For immigrants and their allies, it might seem pretty hopeless. But a review of American history reveals that this is not the first time that the federal government unleashed its forces to arrest and remove vulnerable people. And in these earlier episodes, even against the full force of the federal government, our forebears found a way to resist. And so can we. Particularly if we know our history.
From the founding of our nation until 1865, slavery was the law of the land. And the Constitution's fugitive slave clause required the capture and return of runaway slaves. But antislavery activists constructed an Underground Railroad in direct violation of the law. And when, in 1850, the Federal government introduced a new, more far-reaching Fugitive Slave Act that required individual citizens anywhere in the country to assist in the capture and return of runaway slaves, many in Northern communities refused, even using violent force to defend the fugitives in their communities from arrest and removal back to slavery. Citizen enforcement of slavery was the law. But because it was an unjust law, these citizens refused to cooperate, and instead acted to defend those who illegally occupied their communities.
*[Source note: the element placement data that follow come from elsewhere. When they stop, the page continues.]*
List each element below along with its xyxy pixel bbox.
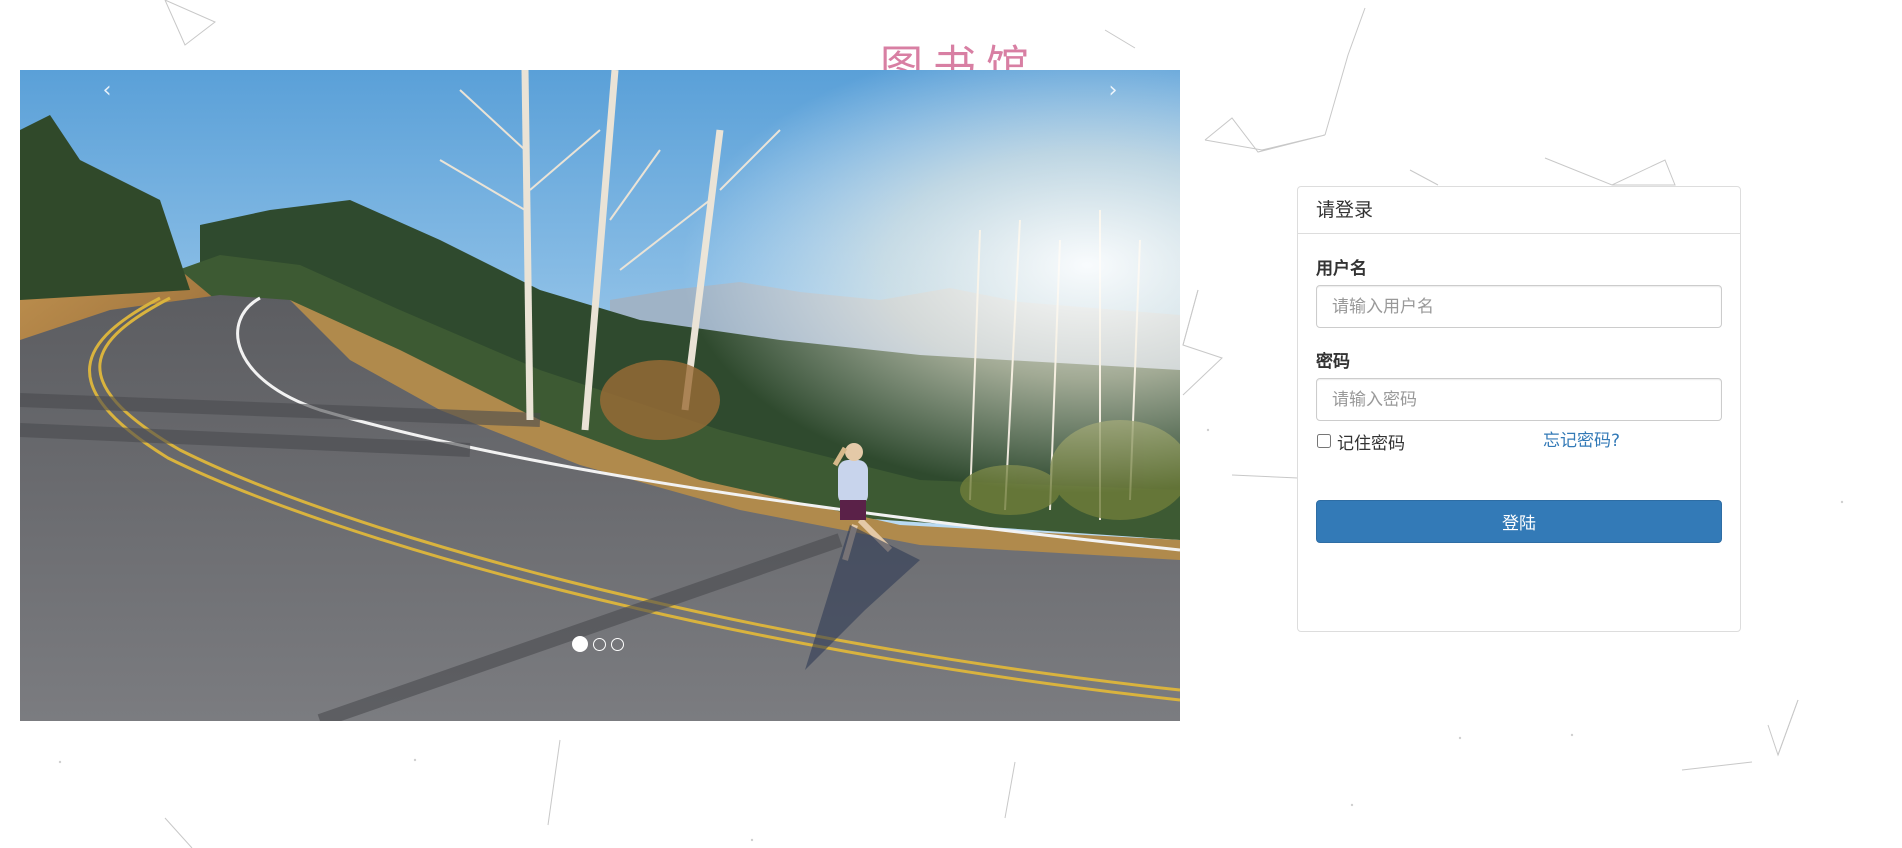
forgot-password-link[interactable]: 忘记密码? — [1543, 429, 1620, 453]
remember-password-checkbox[interactable] — [1317, 434, 1331, 448]
remember-password-option[interactable]: 记住密码 — [1316, 429, 1405, 454]
carousel-next-arrow[interactable]: › — [1098, 76, 1128, 106]
carousel-prev-arrow[interactable]: ‹ — [92, 76, 122, 106]
password-input[interactable] — [1316, 378, 1722, 421]
carousel-indicator-3[interactable] — [611, 637, 624, 651]
image-carousel[interactable]: ‹ › — [20, 70, 1180, 721]
carousel-slide-image — [20, 70, 1180, 721]
login-button[interactable]: 登陆 — [1316, 500, 1722, 543]
password-label: 密码 — [1316, 352, 1350, 372]
remember-password-label: 记住密码 — [1337, 433, 1405, 454]
login-panel-heading: 请登录 — [1298, 187, 1740, 234]
username-input[interactable] — [1316, 285, 1722, 328]
username-label: 用户名 — [1316, 259, 1367, 279]
login-panel: 请登录 用户名 密码 记住密码 忘记密码? 登陆 — [1297, 186, 1741, 632]
carousel-indicator-1[interactable] — [572, 636, 588, 652]
login-page: 图书馆 ‹ › 请登录 用户名 请输入用户名 密码 记住密码 忘记密码? 登陆 — [0, 0, 1902, 848]
carousel-indicators — [572, 635, 624, 653]
carousel-indicator-2[interactable] — [593, 637, 606, 651]
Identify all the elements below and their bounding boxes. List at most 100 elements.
A more recent example comes from the 1980s, when another entertainer-turned- President was conducting his own assault on immigrants and refugees. The Reagan administration was targeting refugees from Central America. These were people who had escaped the deadly civil wars and U.S.-backed death squads of El Salvador and Guatemala, only to find themselves hunted down for detention and deportation in the United States. Determining that this amounted to an unjust and illegitimate use of federal authority, a group of activists created a modern-day underground railroad to transport and protect the refugees and migrants Reagan's federal agents were hunting. Historian Maria Cristina Garcia notes that thousands of Americans came together in this Sanctuary Movement to carry out "one of the most important acts of civil disobedience of the late twentieth century."
Throughout our history, people of conscience have examined the actions of their government and sometimes decided that they had a moral responsibility to resist. In his classic 1849 statement on "Resistance to Civil Government," Henry David Thoreau reminds us that justice sometimes requires disobedience to authority. "Under a government which imprisons any unjustly, the true place for a just man is also a prison," Thoreau writes. "Cast your whole vote, not a strip of paper merely, but your whole influence. A minority is powerless while it conforms to the majority; it is not even minority then; but it is irresistible when it clogs by its whole weight." This was the power of the civil disobedience of the abolitionists and the Sanctuary Movement. And once again, justice requires our disobedience, perhaps through a new Sanctuary Movement. Will we have the courage to resist when President Trump sends his "deportation force" to our communities?